1 of 1 people found the following review helpful
Edge-of-your-seat-pianism 22 Oct 2012
By Hegelian - Published on
Format: Audio CD Verified Purchase
I bought this for the Rubenstein, a favorite concerto of mine. (How odd that his other four concertos are all dull by comparison.) Suffice to say that Moog's performance is easily the best available, better than Lewenthal, Ponti, Banowetz or even Hamelin. But the Rachmaninoff! I was on the edge of my seat the whole time. Moog tosses the thing off as though he were playing third-year piano exercises. Yet, he manages to take a truly romantic perspective notwithstanding the piano pyrotechnics. If I could own only one performance, I'm not sure this would be it, but I wouldn't part with it now that I do.
WOW! 23 Feb 2013
By Donald F. Bowers - Published on
Format: Audio CD Verified Purchase
I admit that I am a Rach #3 addict and have almost all the performances by major and lesser artists on cd.This wonderful performance goes to almost the top of the list! I am not familiar with Joseph Moog and found a few solo performances on youtube.But this is one of the great performances.I do not believe that the composers own recordings can be held up as a fair examples other than for Rachmaninoffs incredible technique and phrasing of his own concerti.He was controlled by the need to fit his performances onto 78s and this might have effected his tempi. I love the recordings by Steven Hough and consider them a must. I feel that some performance such as by Martha Argerich are thrilling, but at times overly hysterical and loud. There are many greats out there such as Earl Wild,Shura Cherkassy,Van Cliburn, Ashkenasy,Bereskovsky,etc. This performance is very different.I find that there is a progression through the performance leading to an absolutly tremendous finale. Moogs performance leads to a last movement that is totally joyous.It is fast without loosing any of the poetry of the music.He understands what many young pianists,such as Lang Lang dont get.There is a build up of tension and release within not only a phrase, but in the concerto as a total.Too often we get effects for effects sake.This young pianist has a conception from the first note to the last.

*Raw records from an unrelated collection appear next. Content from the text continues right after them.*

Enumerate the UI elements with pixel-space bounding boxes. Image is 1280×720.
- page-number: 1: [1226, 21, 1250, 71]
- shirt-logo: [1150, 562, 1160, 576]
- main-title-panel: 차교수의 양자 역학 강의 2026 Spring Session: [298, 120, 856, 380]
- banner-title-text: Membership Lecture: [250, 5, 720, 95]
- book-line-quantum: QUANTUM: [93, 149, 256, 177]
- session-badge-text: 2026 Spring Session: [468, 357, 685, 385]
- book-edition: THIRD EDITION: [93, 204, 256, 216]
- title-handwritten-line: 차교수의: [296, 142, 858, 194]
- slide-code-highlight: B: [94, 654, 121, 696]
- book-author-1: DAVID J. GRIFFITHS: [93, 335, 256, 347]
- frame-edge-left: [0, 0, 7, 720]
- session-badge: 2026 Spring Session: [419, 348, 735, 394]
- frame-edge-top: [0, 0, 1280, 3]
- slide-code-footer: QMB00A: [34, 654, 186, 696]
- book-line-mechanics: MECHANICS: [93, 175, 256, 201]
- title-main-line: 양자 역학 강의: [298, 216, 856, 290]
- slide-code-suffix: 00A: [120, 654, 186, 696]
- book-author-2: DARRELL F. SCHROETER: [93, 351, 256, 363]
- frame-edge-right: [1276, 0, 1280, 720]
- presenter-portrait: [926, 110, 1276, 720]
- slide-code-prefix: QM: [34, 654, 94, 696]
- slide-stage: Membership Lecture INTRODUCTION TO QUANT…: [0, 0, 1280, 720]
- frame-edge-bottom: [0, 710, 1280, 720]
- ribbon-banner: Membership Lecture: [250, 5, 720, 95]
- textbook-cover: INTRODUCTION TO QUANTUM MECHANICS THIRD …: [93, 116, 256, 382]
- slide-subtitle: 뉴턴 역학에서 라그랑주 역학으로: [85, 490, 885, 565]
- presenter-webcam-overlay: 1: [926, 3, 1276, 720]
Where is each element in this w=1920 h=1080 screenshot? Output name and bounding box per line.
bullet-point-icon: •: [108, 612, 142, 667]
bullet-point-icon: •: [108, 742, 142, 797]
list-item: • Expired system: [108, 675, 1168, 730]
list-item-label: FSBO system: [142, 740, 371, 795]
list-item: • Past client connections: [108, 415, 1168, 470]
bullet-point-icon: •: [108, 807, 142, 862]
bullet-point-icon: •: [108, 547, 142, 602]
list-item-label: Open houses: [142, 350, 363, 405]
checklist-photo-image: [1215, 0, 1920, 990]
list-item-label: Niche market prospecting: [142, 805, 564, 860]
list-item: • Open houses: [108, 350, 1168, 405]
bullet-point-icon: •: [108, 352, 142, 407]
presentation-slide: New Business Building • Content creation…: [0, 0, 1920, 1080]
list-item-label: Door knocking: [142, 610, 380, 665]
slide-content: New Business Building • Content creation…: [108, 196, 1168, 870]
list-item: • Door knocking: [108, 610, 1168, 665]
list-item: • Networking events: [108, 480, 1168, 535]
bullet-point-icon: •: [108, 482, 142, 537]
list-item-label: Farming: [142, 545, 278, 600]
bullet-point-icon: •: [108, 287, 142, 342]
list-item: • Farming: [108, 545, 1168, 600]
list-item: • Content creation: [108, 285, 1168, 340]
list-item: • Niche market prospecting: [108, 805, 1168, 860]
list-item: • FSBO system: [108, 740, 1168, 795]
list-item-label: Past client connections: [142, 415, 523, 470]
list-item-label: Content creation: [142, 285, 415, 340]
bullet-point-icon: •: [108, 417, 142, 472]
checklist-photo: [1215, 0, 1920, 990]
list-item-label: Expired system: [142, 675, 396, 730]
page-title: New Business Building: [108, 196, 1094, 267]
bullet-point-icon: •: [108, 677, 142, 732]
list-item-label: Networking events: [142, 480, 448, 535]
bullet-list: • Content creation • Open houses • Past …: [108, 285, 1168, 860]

Just wonderful.The orchestra under Nicholas Milton is with him note for note and the recording is clear and many details not often heard in the orchestra come thru. The Rubinstein is also fabulous,but I bought this for the Rachmaninoff.I can only hope he records all the concerti. I couldnt be without the Hough live performances, but will also be returning to this one many times..Oh! If you see the recording by Santiago Rodrigues with the Lake Forrest Symphony,snap it up.Its beyond fast, but really,really exciting.